Prioridades estratégicas de actuação O trabalho do Departamento da Qualidade na Saúde (DQS) reveste-se assim da maior importância para a implementação de uma verdadeira cultura de qualidade e segurança no sector da saúde, adoptando as seguintes prioridades estratégicas de actuação (ibid. III):

1) Qualidade clínica e organizacional; 2) Informação transparente ao cidadão; 3) Segurança do doente; 4) Qualificação e acreditação nacional de unidades de saúde; 5) Gestão integrada da doença e inovação; 6) Gestão da mobilidade internacional de doentes; 7) Avaliação e orientação das reclamações e sugestões dos cidadãos utilizadores do Serviço Nacional da Saúde.

Para a implementação destas prioridades estratégicas, o DQS é apoiado cientificamente por um conselho consultivo (ibid.). Caberá assim ao DQS promover no nosso país uma nova dinâmica no conceito de cliente em saúde, uma melhor orientação e visão estratégia do cuidador, a definiçãode um modelo de acreditação único a nível nacional e a sua implementação voluntária pelas organizações, assim como a reflexão sobre a análise critica dos resultados, baseados nos objectivos, comportamentos, procedimentos e metodologias clínicas utilizadas. A evolução progressiva que acompanha esta estratégia reveste-se de um vasto conjunto de transformações, aliado a uma intrínseca inovação e empreendorismo em saúde.

Advertência final Portugal carece de sistemas de prevenção de erros nas unidades de saúde e para os construir beneficiará largamente se beber informação e know-how de países e organizações onde esta área está mais estudada e testada, tal como nos EUA, pelo que propomos às nossas entidades responsáveis estudar bem o que tem ou não funcionado noutros países com sistemas de gestão do risco em unidades de saúde mais enraizados na tomada de decisões estratégicas nesta área. De qualquer modo e apesar deste alerta, é de louvar a iniciativa de documentos como a Estratégia Nacional que aqui comentámos, pois o facto do Despacho ora analisado dar à DQS da Direcção-Geral da Saúde uma responsabilidade inequívoca na promoção de uma estratégia pública de qualidade, acreditação e melhoria da segurança nas unidades prestadoras de cuidados de saúde, é um factor optimista na realização do desígnio de dar aos cidadãos e aos profissionais de saúde maior confiança no acesso aos cuidados. Acresce dizer, como nota final, que a Estratégia Nacional para a Qualidade em Saúde será concretizável se à mesma for dada verdadeira prioridade, quer em recursos humanos quer financeiros, por parte do Estado.
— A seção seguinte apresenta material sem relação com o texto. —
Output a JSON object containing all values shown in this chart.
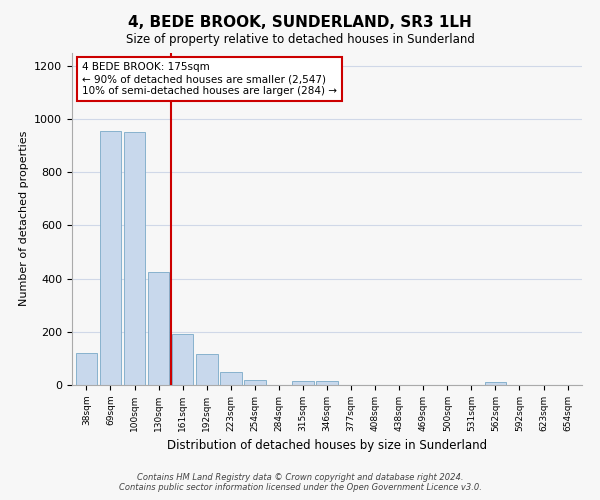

Infelizmente, não é excepção em Portugal, delinearem-se no Diário da República estratégias conceptualmente perfeitas que depois vêm a ficar sem efeito devido a asfixia por carência de meios no terreno. A Saúde Pública tem padecido bastante deste sintoma, o que prejudica todos os cidadãos portugueses, pelo que esperamos que desta vez se possam prevenir milhares de mortes evitáveis nas unidades de saúde nacionais, bastando para tal apoiar com recursos e cumprir com rigor a estratégia ora apresentada.